Methods: The different extracts of the root of the studied plant were obtained by decoction or maceration. The inhibitory effect of acetyl/butyrylcholinesterase (AChE/BChE) was achieved by a colorimetric method. Similarly, the antioxidant activity was measured based on several mechanisms: 1, 1- diphenyl-2-picryl-hydrazyl (DPPH) and galvinoxyl (GOR) radicals free scavenging assays, β-carotene bleaching inhibition activity, and cupric ion reducing antioxidant capacity (CUPRAC).

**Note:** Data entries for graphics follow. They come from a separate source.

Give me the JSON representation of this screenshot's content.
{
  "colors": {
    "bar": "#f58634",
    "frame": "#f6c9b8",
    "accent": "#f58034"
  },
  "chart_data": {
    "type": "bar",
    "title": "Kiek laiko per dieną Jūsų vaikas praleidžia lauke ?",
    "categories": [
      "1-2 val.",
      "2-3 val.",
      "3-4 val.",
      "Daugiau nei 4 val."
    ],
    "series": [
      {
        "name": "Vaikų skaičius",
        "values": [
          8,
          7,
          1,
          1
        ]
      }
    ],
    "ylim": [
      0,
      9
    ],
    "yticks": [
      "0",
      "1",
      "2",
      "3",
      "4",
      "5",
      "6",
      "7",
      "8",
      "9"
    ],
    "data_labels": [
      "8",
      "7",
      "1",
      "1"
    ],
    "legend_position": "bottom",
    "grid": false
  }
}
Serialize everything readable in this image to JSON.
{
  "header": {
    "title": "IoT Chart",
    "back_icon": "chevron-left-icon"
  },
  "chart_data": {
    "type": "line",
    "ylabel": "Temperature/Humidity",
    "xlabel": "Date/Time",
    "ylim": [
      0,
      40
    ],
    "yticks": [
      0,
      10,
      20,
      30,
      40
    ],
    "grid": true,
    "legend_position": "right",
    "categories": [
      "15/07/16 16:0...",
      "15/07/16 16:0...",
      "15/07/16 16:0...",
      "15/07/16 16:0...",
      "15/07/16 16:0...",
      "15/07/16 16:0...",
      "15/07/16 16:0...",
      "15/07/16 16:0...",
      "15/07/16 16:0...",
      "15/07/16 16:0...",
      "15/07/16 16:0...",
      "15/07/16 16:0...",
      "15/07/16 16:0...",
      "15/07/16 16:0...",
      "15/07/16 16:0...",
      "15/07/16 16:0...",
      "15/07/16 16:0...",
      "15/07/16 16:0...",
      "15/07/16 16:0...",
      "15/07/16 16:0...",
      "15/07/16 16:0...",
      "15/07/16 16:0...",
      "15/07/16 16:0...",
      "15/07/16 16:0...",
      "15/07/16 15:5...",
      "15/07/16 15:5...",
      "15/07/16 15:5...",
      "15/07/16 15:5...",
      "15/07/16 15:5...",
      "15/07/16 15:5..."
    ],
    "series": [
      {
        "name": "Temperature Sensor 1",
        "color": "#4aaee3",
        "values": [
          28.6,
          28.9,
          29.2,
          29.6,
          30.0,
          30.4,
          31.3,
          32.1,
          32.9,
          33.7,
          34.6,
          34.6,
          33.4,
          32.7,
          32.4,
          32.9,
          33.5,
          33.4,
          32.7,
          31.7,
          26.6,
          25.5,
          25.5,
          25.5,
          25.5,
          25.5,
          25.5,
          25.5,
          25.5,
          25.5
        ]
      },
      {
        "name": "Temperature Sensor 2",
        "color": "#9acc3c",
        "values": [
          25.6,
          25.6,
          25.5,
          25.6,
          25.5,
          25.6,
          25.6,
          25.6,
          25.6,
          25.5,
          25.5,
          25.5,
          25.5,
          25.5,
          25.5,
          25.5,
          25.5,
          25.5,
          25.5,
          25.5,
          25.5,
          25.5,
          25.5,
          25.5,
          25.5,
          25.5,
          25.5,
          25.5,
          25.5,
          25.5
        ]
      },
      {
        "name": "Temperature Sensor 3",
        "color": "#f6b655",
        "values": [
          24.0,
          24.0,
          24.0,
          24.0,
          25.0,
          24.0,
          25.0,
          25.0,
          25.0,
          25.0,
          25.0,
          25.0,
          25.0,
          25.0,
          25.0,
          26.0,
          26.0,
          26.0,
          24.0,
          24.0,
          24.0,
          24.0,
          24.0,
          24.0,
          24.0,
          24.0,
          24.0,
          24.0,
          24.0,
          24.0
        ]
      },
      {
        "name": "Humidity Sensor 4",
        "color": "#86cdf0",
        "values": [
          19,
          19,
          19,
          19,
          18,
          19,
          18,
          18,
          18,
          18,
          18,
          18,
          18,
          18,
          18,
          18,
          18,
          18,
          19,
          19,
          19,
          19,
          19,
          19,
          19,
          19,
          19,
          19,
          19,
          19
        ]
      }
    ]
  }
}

Results: In the various tests carried out, the ethyl acetate extract (EAE) possessed the most powerful antioxidant and anticholinesterase activities compared to the other samples. The IC50 and A0.5 values of DPPH, GOR, β-carotene, CUPRAC, anti-AChE, and anti-BChE assays were 69.45±5.49, 28.87±0.18, 121.58±16.76, 37.41±1.59, 265±21, and 240±6.3 μg / mL, respectively. Likewise, a correlation could be deduced between the type of extract and the potent antioxidant/anticholinesterase potential.

Conclusion: This work examines for the first time the anticholinesterase potential combined with the antioxidant effect of Algerian Arctium minus. subsp. Atlantic. This association between the two effects could be effective in the fight against AD, and therefore, the use of this natural resource may be possible in combating this aspect of neurodegeneration.